I can only extend my heart-felt and most sincere sympathies to up-and-coming generations who have to endure an existence in a derelict and increasingly depressing urban environment.

A.C. Morrison,

St Columba Drive,


Box ticking exercise

IT is not surprising that Stewart Milne Homes declare themselves “pleased” with the outcome of the public exhibition demonstrating their plans to build houses on a field in Auchinloch (“Builders pleased with feedback”, Herald, December 5).

The feedback form they provided was designed to bias responses to their advantage, with a series of boxes for us to tick if we favoured things such as “creation of affordable housing” and “support for the local economy”.

No doubt they will count up all the ticked boxes and claim them as votes in favour of their plans. Conversely, we had only one tiny box to note any objections we might have.

In reality, when every home in the village was canvassed for opinion by local people, 89 per cent of respondents were opposed to housing developments here.

Most of the planned units are large 4/5 bedroom houses which would be out of keeping with the character of our village.

This proposed development continues to be unwelcome in Auchinloch.

Dorothy Moodie,


Part of the community

I CAN’T believe it’s finally going to happen.

Myself and my three boys all went to Harestanes Primary and most children within a small walking distance.

It is a close-knit community and the school brings people who might not have known each other together – as is probably the same as the other schools involved – Oxgang, Gartconner and Hillhead. It’s a sad day for all involved.

Amanda Bridges,

(via e-mail).


EVERY year around 757 people living in Scotland fall victim to meningitis.

At the Meningitis Trust we help local families rebuild their lives following the disease.

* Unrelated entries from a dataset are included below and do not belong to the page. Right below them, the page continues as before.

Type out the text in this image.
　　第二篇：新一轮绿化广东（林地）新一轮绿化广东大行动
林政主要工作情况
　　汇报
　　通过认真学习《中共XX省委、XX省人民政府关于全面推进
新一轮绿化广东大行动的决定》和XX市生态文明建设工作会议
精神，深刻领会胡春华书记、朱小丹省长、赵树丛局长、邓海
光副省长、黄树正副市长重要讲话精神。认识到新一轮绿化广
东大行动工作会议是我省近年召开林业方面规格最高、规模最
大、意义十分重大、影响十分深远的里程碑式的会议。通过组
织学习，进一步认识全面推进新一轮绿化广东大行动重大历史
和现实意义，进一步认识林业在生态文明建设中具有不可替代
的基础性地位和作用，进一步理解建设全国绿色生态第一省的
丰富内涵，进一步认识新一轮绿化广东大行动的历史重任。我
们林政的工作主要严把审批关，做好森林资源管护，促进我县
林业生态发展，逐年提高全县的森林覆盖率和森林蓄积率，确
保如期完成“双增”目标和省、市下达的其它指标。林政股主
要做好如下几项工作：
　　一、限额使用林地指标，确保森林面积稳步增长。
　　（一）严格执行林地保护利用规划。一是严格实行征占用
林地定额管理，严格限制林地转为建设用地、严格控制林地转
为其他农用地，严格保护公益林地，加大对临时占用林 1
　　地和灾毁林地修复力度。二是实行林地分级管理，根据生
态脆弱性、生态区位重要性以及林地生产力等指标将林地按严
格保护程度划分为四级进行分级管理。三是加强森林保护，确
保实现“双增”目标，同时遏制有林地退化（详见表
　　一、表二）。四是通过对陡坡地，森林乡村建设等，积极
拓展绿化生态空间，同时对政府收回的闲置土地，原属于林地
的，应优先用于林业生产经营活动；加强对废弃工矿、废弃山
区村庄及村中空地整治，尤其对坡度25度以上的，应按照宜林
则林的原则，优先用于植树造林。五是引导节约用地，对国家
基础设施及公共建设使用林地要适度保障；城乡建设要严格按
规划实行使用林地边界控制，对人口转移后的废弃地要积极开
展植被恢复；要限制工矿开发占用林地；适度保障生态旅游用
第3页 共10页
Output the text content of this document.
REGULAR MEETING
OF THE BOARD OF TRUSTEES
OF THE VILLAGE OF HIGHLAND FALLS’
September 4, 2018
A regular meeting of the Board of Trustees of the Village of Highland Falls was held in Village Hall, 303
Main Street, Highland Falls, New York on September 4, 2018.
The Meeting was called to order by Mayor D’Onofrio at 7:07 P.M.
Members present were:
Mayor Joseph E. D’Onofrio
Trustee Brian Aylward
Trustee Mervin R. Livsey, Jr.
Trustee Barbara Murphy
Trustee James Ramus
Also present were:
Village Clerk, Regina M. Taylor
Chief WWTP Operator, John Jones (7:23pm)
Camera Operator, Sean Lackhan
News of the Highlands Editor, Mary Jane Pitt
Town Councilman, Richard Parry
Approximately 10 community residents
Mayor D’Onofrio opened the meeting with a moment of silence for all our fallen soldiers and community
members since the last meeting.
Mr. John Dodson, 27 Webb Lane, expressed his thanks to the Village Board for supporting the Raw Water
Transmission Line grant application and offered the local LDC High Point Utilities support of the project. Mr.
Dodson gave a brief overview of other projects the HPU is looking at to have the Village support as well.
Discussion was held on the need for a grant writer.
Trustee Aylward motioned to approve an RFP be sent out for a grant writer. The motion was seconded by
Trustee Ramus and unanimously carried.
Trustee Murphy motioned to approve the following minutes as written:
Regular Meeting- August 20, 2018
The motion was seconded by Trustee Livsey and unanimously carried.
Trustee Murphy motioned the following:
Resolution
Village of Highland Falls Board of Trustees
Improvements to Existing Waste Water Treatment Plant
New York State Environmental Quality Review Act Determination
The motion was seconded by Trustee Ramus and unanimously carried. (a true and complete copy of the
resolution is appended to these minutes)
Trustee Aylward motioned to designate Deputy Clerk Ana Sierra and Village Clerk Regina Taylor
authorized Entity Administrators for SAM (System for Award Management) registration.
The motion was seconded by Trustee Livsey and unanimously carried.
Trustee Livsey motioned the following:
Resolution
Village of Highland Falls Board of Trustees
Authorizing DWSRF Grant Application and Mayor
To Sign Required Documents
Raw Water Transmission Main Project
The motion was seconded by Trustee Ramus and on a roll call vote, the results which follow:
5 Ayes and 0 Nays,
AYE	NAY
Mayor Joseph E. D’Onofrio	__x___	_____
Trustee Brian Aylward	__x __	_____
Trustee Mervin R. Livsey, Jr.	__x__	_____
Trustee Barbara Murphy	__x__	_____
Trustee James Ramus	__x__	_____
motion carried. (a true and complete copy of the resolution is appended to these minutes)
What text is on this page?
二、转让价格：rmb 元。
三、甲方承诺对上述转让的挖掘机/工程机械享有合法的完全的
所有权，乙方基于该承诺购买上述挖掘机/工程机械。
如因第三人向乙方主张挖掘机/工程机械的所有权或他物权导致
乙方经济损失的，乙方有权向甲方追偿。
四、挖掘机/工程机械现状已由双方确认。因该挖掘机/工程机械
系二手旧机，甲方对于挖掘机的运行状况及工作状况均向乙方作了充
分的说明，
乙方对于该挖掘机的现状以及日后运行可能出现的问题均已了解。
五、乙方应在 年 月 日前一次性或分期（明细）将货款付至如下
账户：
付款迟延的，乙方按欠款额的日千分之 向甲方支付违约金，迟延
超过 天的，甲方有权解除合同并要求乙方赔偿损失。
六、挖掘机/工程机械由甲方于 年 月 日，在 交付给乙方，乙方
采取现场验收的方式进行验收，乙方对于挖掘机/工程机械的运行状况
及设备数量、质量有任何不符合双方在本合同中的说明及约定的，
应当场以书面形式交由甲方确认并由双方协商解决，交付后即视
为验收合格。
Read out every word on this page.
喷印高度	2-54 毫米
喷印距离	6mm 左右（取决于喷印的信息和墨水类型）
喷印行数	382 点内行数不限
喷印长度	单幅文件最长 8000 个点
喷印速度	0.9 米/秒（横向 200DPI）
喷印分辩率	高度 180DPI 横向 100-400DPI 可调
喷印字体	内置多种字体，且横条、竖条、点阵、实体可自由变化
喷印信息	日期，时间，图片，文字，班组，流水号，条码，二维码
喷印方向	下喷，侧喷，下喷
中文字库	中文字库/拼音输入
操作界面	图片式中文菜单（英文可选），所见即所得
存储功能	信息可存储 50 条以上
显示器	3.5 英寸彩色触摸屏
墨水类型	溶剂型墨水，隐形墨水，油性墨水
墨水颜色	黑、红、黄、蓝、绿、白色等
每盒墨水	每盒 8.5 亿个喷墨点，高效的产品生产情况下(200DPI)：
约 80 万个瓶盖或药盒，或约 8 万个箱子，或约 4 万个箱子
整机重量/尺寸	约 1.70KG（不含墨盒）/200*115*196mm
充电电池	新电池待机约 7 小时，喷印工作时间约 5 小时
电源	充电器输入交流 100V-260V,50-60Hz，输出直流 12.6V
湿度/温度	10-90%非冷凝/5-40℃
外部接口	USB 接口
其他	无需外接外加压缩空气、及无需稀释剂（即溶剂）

To support everybody who needs us and meet the increased demand we’re seeing for our free services, we doubled the number of our Community Support Officers who work across the country and in your area.

Our commitment is to provide support for life to everyone affected by meningitis. Our urgent challenge is to fund it.To reach out to those who need us takes £8,000 a day – over £5 every minute.

Can you help with a donation this Christmas and change the lives of others in your community in their time of need? Help us make sure victims of meningitis don’t have to suffer alone.

You can donate on our website at or text MENT05 £5 (or any amount up to £10) to 70070. Thank you, we can’t achieve this alone.

Sue Davie, CEO,

Jo Stevenson, fundraising officer, Meningitis Trust.